10. In which of the three parts of the corpus is Aristotle's Nicomachean Ethics? Aristotle thinks that human beings have a function. What does he think this function is? What does Aristotle think the first best life is? What does he think the second best life is?

Hellenistic Philosophers

1. What is the time frame of the Hellenistic Age? In which of the three periods of Ancient philosophy do the Hellenistic philosophers belong? What do the Hellenistic philosophers have in common that makes it reasonable to treat them as a group?

2. What is the name of Epicurus's school? What are the parts of his four-fold remedy? What do the Epicureans think is true of someone who has taken the four-fold remedy?

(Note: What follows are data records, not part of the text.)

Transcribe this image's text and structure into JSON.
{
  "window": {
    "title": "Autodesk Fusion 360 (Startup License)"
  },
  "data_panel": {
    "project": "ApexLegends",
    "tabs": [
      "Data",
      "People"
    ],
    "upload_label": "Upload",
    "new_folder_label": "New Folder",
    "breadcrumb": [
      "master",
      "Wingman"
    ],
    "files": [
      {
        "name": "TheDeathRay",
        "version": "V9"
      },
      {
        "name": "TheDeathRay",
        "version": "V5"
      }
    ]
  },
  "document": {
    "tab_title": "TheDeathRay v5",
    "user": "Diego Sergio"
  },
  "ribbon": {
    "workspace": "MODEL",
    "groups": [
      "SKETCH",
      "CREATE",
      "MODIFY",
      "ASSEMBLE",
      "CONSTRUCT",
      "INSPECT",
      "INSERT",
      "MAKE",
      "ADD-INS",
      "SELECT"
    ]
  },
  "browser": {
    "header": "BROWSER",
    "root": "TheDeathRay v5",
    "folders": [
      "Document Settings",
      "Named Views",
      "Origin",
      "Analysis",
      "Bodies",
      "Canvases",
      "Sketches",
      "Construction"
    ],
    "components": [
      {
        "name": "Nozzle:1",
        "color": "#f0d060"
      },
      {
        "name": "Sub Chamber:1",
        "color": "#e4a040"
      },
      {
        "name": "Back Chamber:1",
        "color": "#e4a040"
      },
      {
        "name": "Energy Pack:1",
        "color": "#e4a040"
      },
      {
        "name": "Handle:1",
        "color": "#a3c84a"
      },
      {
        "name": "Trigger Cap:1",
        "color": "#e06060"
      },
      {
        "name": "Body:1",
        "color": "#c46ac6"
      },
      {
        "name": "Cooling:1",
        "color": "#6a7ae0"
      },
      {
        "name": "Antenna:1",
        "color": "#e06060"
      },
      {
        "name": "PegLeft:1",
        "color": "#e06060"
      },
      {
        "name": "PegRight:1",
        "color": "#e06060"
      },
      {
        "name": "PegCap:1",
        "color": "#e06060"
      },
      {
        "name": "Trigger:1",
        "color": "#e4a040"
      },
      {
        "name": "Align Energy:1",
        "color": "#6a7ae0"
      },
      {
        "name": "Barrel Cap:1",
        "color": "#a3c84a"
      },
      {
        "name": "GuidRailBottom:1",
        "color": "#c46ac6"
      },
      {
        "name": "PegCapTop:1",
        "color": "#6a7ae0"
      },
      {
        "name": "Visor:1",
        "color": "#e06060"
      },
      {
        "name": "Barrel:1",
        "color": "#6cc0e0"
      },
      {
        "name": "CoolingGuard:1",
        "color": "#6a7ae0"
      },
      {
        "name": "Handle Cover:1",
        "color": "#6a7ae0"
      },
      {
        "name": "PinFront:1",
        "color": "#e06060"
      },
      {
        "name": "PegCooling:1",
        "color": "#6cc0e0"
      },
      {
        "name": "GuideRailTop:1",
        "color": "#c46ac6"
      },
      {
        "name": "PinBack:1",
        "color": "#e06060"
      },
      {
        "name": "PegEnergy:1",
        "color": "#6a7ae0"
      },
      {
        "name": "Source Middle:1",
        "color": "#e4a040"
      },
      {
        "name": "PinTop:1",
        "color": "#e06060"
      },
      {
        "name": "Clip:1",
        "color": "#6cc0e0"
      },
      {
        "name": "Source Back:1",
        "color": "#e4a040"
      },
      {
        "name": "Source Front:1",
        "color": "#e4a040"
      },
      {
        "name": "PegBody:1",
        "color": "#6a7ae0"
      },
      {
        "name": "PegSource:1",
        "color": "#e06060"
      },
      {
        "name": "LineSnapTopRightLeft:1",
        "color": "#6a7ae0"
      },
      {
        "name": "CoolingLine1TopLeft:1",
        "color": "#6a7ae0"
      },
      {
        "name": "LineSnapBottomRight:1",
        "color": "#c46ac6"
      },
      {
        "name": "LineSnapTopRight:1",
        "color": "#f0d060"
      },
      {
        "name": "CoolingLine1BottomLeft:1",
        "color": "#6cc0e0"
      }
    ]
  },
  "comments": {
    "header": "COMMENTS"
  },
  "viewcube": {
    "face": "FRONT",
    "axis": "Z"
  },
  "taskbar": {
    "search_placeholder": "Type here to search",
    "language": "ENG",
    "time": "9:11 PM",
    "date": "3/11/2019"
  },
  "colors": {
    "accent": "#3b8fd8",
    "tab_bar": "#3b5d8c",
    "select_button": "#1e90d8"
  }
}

3. Is Epicurus aligned with the rationalist tradition of Plato and Aristotle? Or is he more aligned with the empiricist tradition Plato and Aristotle reject?

4. From what do the Stoics take their name? Who is the founder of Stoicism? Which head of the Stoic school is the most influential in the history of the school?

5. In their thinking about the soul, do the Stoics follow Socrates? Or do they follow Plato and Aristotle in conceiving of the soul in the adult as tripartite?

6. How do the Stoics define knowledge? What do they call assent to a cognitive impression?

7. The Stoics think the best life is one in which we know what is good and what is bad. Do they think what is good and and what is bad is what we ordinarily think is good or bad? Do they, for example, think that health is good and that sickness is bad?

8. Who is the first head of what Cicero calls the new Academy? Who in the New Academy first described assent to impressions in terms of their persuasiveness?

9. There was a dispute within the New Academy about how to understand the justification for assent to persuasive impressions. Clitomachus had one view. Who had the other?

10. What event marks the end of the Period of Schools? About when did it happen?